This included everything from a man starting a conversation by asking a woman if she wanted to see his “cock” to a man complimenting a woman’s tattoos and breasts as a straight introduction.

Another creator shared the type of messages she gets on dating apps and explained they get “progressively” worse.

She shared a bunch of screenshots of chats she’d had on apps and while most of the messages quickly turned sexual, one man messaged her on a dating app, and before he even said “hello” or asked if she’d be up for a sex chat, he sent a vulgar message.

“Not going to lie, I’d tear that back up,” he wrote.

So why do some men do this on dating apps?

Psychologist Carly Dober said that there were many “factors” behind why men send these kinds of messages.

“Firstly, many men might come to the apps in a truly transactional mindset in which this is what they want to achieve from the interaction and they are being very upfront about this,” she explained.

Dr Dober also said the problem was that some men don’t understand the impact these messages have on the receiver and wrongfully think it is OK.

According to Dr Dober the behaviour can also be influenced by broader “social norms” and the kind of friends and other men they know.

Dr Dober said that these sexual messages shouldn’t happen without “consent” and men shouldn’t be sending them.

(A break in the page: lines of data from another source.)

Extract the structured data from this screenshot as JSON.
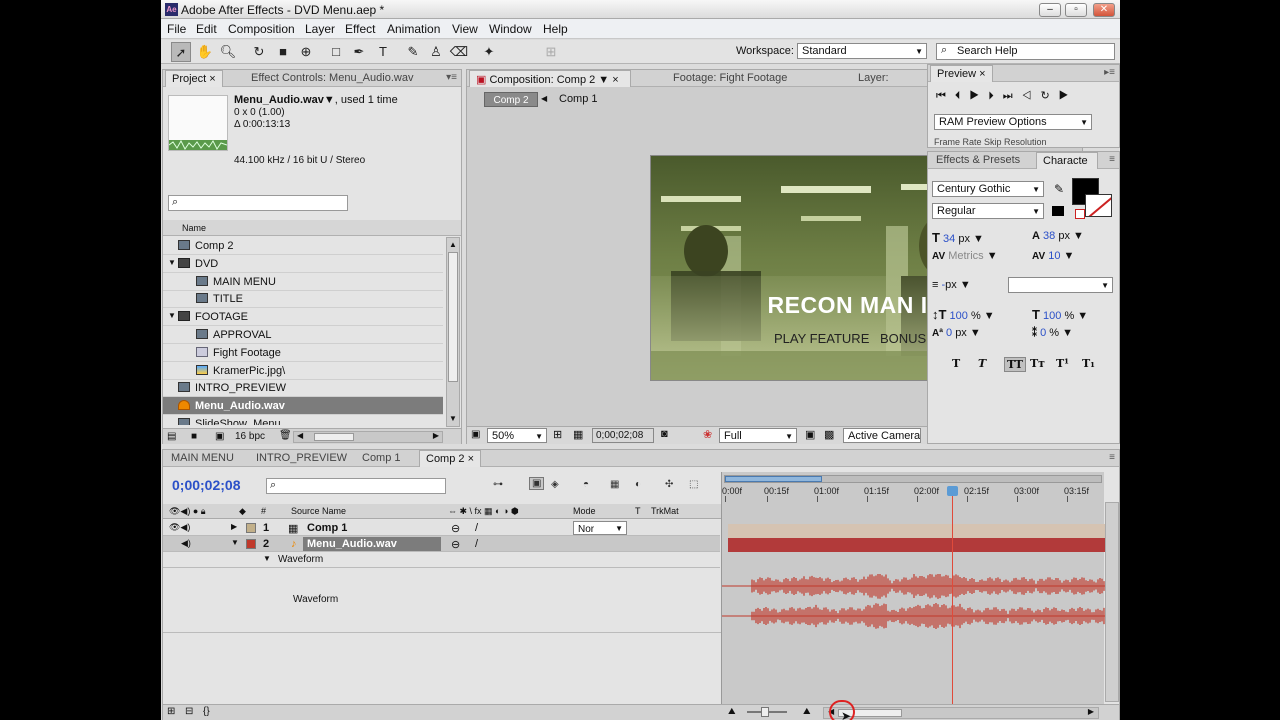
{
  "window": {
    "title": "Adobe After Effects - DVD Menu.aep *",
    "icon_label": "Ae"
  },
  "menu": [
    "File",
    "Edit",
    "Composition",
    "Layer",
    "Effect",
    "Animation",
    "View",
    "Window",
    "Help"
  ],
  "toolbar": {
    "workspace_label": "Workspace:",
    "workspace_value": "Standard",
    "search_placeholder": "Search Help"
  },
  "project": {
    "tabs": [
      "Project",
      "Effect Controls: Menu_Audio.wav"
    ],
    "item_name": "Menu_Audio.wav▼",
    "item_used": ", used 1 time",
    "item_size": "0 x 0 (1.00)",
    "item_duration": "Δ 0:00:13:13",
    "item_audio": "44.100 kHz / 16 bit U / Stereo",
    "column_name": "Name",
    "bpc": "16 bpc",
    "items": [
      {
        "label": "Comp 2",
        "type": "comp",
        "indent": 0,
        "twirl": ""
      },
      {
        "label": "DVD",
        "type": "folder",
        "indent": 0,
        "twirl": "▼"
      },
      {
        "label": "MAIN MENU",
        "type": "comp",
        "indent": 1,
        "twirl": ""
      },
      {
        "label": "TITLE",
        "type": "comp",
        "indent": 1,
        "twirl": ""
      },
      {
        "label": "FOOTAGE",
        "type": "folder",
        "indent": 0,
        "twirl": "▼"
      },
      {
        "label": "APPROVAL",
        "type": "comp",
        "indent": 1,
        "twirl": ""
      },
      {
        "label": "Fight Footage",
        "type": "foot",
        "indent": 1,
        "twirl": ""
      },
      {
        "label": "KramerPic.jpg\\",
        "type": "img",
        "indent": 1,
        "twirl": ""
      },
      {
        "label": "INTRO_PREVIEW",
        "type": "comp",
        "indent": 0,
        "twirl": ""
      },
      {
        "label": "Menu_Audio.wav",
        "type": "aud",
        "indent": 0,
        "twirl": "",
        "selected": true
      },
      {
        "label": "SlideShow_Menu",
        "type": "comp",
        "indent": 0,
        "twirl": ""
      }
    ]
  },
  "viewer": {
    "tabs": [
      "Composition: Comp 2",
      "Footage: Fight Footage",
      "Layer:"
    ],
    "breadcrumb": [
      "Comp 2",
      "Comp 1"
    ],
    "menu_title": "RECON MAN",
    "menu_title_num": "IV",
    "menu_options": [
      "PLAY FEATURE",
      "BONUS FEATURES"
    ],
    "zoom": "50%",
    "timecode": "0;00;02;08",
    "resolution": "Full",
    "camera": "Active Camera"
  },
  "preview": {
    "tab": "Preview",
    "ram_label": "RAM Preview Options",
    "cut_text": "Frame Rate    Skip      Resolution"
  },
  "character": {
    "tabs": [
      "Effects & Presets",
      "Characte"
    ],
    "font": "Century Gothic",
    "style": "Regular",
    "size": "34",
    "size_unit": "px",
    "leading": "38",
    "leading_unit": "px",
    "kerning": "Metrics",
    "tracking": "10",
    "stroke": "-",
    "stroke_unit": "px",
    "vscale": "100",
    "hscale": "100",
    "baseline": "0",
    "baseline_unit": "px",
    "tsume": "0",
    "pct": "%",
    "styles": [
      "T",
      "T",
      "TT",
      "Tт",
      "T¹",
      "T₁"
    ]
  },
  "timeline": {
    "tabs": [
      "MAIN MENU",
      "INTRO_PREVIEW",
      "Comp 1",
      "Comp 2"
    ],
    "timecode": "0;00;02;08",
    "col_source": "Source Name",
    "col_mode": "Mode",
    "col_t": "T",
    "col_trkmat": "TrkMat",
    "layers": [
      {
        "num": "1",
        "name": "Comp 1",
        "mode": "Nor"
      },
      {
        "num": "2",
        "name": "Menu_Audio.wav"
      }
    ],
    "waveform_label": "Waveform",
    "waveform_prop": "Waveform",
    "ruler": [
      "0:00f",
      "00:15f",
      "01:00f",
      "01:15f",
      "02:00f",
      "02:15f",
      "03:00f",
      "03:15f"
    ]
  },
  "colors": {
    "accent_blue": "#2b50c8",
    "layer1_bar": "#d5c3b2",
    "layer2_bar": "#b23a3a",
    "waveform": "#c0392b",
    "playhead": "#e04a3a"
  }
}
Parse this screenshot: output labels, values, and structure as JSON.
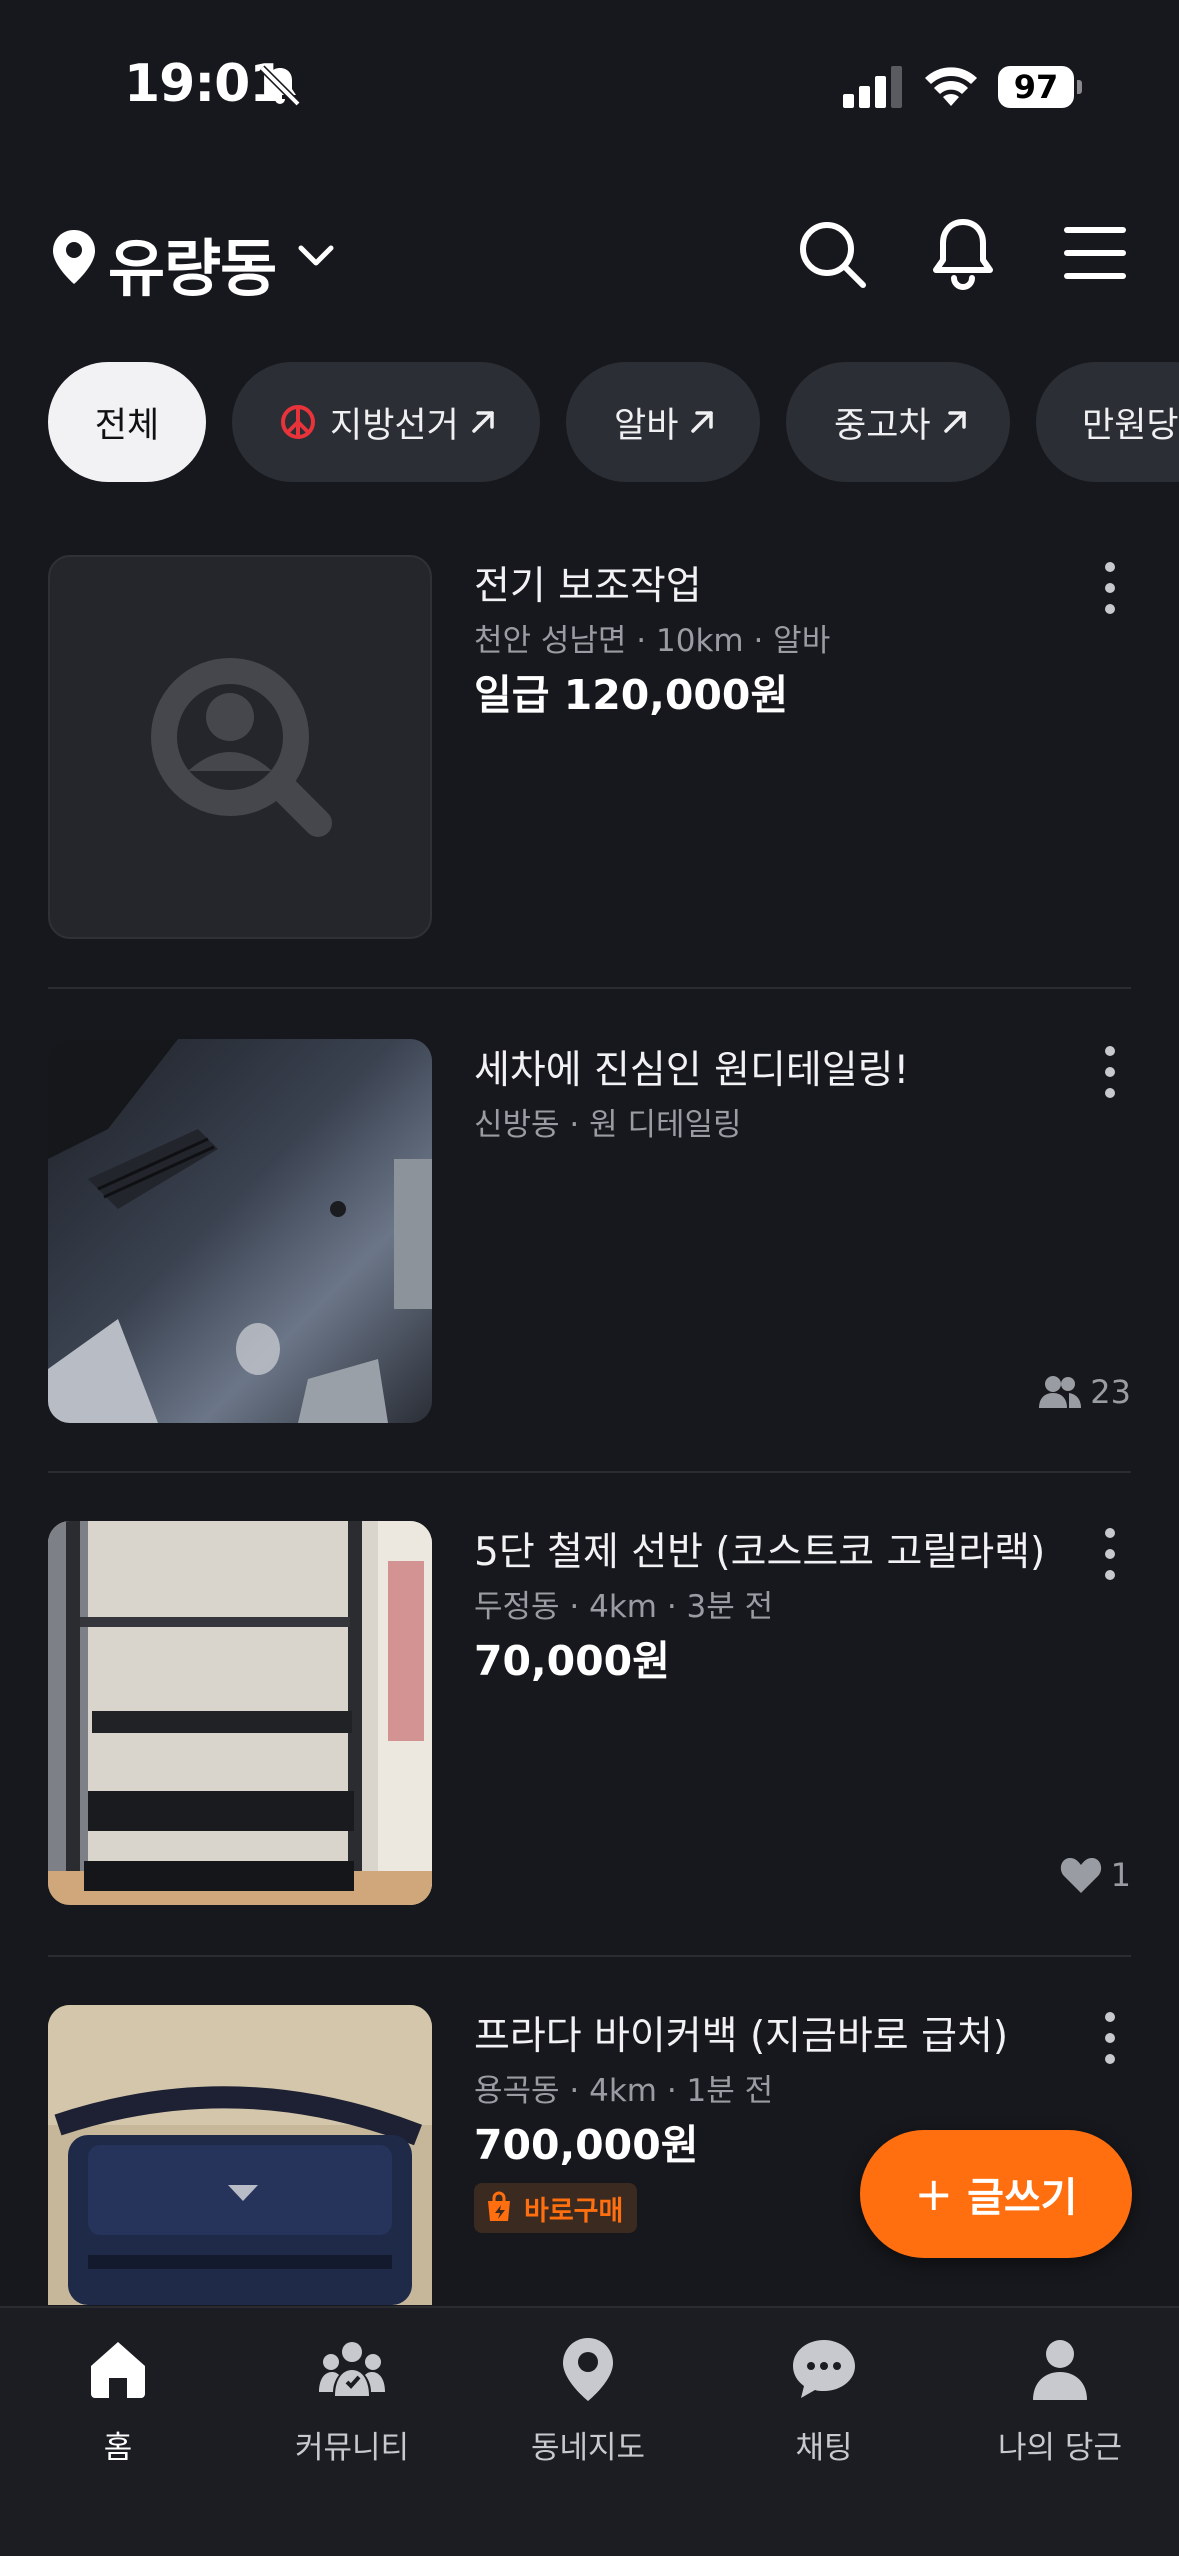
{
  "status_bar": {
    "time": "19:01",
    "battery": "97"
  },
  "header": {
    "location": "유량동"
  },
  "chips": [
    {
      "label": "전체"
    },
    {
      "label": "지방선거"
    },
    {
      "label": "알바"
    },
    {
      "label": "중고차"
    },
    {
      "label": "만원당"
    }
  ],
  "feed": [
    {
      "title": "전기 보조작업",
      "meta": "천안 성남면 · 10km · 알바",
      "price": "일급 120,000원"
    },
    {
      "title": "세차에 진심인 원디테일링!",
      "meta": "신방동 · 원 디테일링",
      "stat": "23"
    },
    {
      "title": "5단 철제 선반 (코스트코 고릴라랙)",
      "meta": "두정동 · 4km · 3분 전",
      "price": "70,000원",
      "stat": "1"
    },
    {
      "title": "프라다 바이커백 (지금바로 급처)",
      "meta": "용곡동 · 4km · 1분 전",
      "price": "700,000원",
      "badge": "바로구매"
    }
  ],
  "fab": {
    "label": "글쓰기"
  },
  "bottom_nav": [
    {
      "label": "홈",
      "icon": "home-icon"
    },
    {
      "label": "커뮤니티",
      "icon": "community-icon"
    },
    {
      "label": "동네지도",
      "icon": "map-pin-icon"
    },
    {
      "label": "채팅",
      "icon": "chat-icon"
    },
    {
      "label": "나의 당근",
      "icon": "profile-icon"
    }
  ],
  "colors": {
    "background": "#17181d",
    "accent": "#ff6f0f",
    "chip": "#2b2e35"
  }
}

“This is a consent issue when very forceful sexualised images, photos, or content is pushed on someone that hasn’t stated they want to receive it,” she said.

Dr Dober said this behaviour made women feel “pressured” or “uncomfortable” and someone should always check with the person before sexting them.

“It is always good practice to negotiate sexual content and desires with someone before opening with this.”